完全なものではないにせよ次のようなシステムが記載されており、この別冊の事実上の目玉であると言えるだろう。

キャラクター作成
「戦士」「狩人」「衛士」「処刑執行人」「呪術師」「賢者」「神官」
追加技能一覧表
〈工作〉〈錠開け〉〈操船〉〈盾〉〈伝承学〉〈刀剣戦闘〉〈物品鑑定〉〈弓〉〈罠の設置〉
武器表/防具表/装備表
呪文表
(「処刑執行人」「呪術師」「賢者」「神官」は最初から〈クトゥルフ神話〉技能を持ち、SANを減らしていくつかの呪文を覚えておく事が出来る)
ゲームの背景
  • ハイパーボレアとは?
  • 歴史
  • 文化
  • 宗教
  • 重要地名一覧
  • 重要人物一覧
参考文献

北川氏は“クトゥルフ”へのファンタジー的要素の導入において、

人間の自由意志がすべてを解決する「剣と魔法」のヒロイック・ファンタジーと、運命の皮肉を呪いながら、人間などおよびもつかない邪神の復活をはばもうとするクトゥルフ神話では、まったく相容れないものがある

という事をふまえつつ、そのようなヒロイックな要素、あるいは疑似中世的な要素(どちらも日本における「ファンタジー」に対する典型的な認識)を離れたイメージでハイパーボレアをデザインしていく必要性を主張している。

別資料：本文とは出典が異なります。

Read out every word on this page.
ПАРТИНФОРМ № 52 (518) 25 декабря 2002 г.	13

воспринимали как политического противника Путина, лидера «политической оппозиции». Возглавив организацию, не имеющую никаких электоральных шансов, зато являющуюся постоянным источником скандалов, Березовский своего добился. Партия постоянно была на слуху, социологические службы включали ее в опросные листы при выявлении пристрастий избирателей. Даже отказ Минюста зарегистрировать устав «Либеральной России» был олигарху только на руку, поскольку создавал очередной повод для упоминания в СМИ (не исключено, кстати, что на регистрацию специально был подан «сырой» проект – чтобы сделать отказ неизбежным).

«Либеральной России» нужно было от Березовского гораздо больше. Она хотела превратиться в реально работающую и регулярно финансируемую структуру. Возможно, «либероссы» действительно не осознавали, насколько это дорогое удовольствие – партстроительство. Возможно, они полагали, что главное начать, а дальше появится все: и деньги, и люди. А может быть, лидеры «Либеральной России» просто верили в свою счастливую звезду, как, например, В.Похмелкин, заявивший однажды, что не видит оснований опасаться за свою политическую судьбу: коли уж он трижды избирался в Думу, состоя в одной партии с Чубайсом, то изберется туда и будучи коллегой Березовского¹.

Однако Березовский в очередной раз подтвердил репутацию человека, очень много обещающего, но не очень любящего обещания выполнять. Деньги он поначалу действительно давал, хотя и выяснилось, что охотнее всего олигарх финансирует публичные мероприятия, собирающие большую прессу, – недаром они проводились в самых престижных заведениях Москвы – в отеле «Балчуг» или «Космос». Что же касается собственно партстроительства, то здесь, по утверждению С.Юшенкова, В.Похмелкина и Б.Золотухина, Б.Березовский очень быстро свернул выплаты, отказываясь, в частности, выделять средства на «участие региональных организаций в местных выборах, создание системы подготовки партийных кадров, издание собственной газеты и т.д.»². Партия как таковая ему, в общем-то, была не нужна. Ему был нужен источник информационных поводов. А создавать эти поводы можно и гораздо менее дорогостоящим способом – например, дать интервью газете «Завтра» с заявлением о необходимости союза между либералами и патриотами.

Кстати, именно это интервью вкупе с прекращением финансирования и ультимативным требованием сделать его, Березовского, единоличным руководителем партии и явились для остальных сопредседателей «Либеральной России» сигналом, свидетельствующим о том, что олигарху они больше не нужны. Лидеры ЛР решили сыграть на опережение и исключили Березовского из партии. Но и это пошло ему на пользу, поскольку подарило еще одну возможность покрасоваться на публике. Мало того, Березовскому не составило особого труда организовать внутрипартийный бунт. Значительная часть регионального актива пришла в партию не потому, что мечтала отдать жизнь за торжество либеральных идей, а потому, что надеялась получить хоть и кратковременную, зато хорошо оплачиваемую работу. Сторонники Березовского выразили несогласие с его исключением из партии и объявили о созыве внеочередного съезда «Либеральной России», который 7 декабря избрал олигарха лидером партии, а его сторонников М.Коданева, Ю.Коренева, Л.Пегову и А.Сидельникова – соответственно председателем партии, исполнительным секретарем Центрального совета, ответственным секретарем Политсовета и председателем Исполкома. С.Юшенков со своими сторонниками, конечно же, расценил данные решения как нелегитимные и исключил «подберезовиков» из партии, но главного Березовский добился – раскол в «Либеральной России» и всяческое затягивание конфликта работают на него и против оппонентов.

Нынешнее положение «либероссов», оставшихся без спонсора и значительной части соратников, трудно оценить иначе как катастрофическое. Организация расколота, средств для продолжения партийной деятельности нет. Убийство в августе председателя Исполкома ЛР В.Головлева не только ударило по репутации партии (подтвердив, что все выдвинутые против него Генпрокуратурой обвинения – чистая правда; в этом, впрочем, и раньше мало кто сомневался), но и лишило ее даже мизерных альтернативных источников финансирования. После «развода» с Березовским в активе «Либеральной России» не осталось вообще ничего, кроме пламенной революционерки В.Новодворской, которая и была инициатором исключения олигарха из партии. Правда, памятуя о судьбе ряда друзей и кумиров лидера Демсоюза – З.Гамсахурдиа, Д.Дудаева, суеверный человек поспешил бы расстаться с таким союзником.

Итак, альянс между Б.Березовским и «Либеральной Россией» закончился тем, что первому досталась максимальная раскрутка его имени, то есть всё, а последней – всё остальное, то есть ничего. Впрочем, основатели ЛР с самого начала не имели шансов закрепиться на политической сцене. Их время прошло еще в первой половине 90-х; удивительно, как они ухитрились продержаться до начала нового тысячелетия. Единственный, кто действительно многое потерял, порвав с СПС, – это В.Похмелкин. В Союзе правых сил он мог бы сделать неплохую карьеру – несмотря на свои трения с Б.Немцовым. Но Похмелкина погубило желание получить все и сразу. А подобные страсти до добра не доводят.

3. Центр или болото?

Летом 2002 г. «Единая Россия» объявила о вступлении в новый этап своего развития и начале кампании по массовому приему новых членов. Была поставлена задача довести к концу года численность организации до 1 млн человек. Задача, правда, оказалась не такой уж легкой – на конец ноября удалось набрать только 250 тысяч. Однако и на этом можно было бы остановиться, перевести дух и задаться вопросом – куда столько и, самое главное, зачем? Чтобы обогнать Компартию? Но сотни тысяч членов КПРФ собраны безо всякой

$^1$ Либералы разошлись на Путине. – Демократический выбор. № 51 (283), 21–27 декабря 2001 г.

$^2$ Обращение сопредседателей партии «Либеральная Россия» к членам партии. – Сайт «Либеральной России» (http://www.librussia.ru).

#“ストームブリンガー”や“エルリック”のような雰囲気のゲームになるという事?


ファンタジー編――CTHULHU IN FANTASY
呪われた村 "THE CURSED VILLAGE"
北川直とグループSNE14P

先史文明時代のハイパーボレアが舞台のシナリオのリプレイ。

連絡を絶ったツァトゥグァの神官の消息について調査するため、キャラクター達はヴーアミタドレス山のふもとにある辺境の村を訪れる。しかし予想に反して神官は健在で、村に対する布教も順調である事を主張した。では何故彼は連絡を取らなかったのか? 疑念を残しつつ調査を続けた彼らはついに、村を呑み込みつつある禍々しき脅威をつきとめる。

#情報を得るために神官がツァトゥグァの落とし子と接触したり、最終的解決の手段として賢者が炎の精を召喚したりと、他の時代設定においては禁断のものとされる「クトゥルフ魔術」を比較的自在に行使するところが楽しそうである。


APPENDIX――付録シナリオ
中国水晶 "CHINA CRYSTAL"
牧山昌弘、国海武10P

現代の日本が舞台のシナリオ。明記されてはいないが“黄昏の天使”があるとなお良いと思われる。

ある大学の学生が、実家としばらく音信不通になっているという。共通の友人である彼の消息を訪ねた探索者達は、怪しい素振りの大学教授やいわくありげな「中国・シルクロード秘宝展」に関わっていく。その背後には昏き復讐の怨念が数千年の時を越えて渦巻いていた。

キーパーへ

私は“クトゥルフ・ナウ”の最大の魅力は現実世界とオーバーラップした奇妙な二重写しの世界観だと思っています。ですから、舞台はなるべくプレイヤーたちがよく知っている(できたら実際に住んでいる)町や学校に移し替えてプレイしていただきたいと思います。

探索者達は同じ大学の学生として設定されているが、〈クトゥルフ神話〉技能が必要とされる場面もあり、「神話」初体験のキャラクターと多少の経験があるキャラクターが混ざるというのが良いのでは。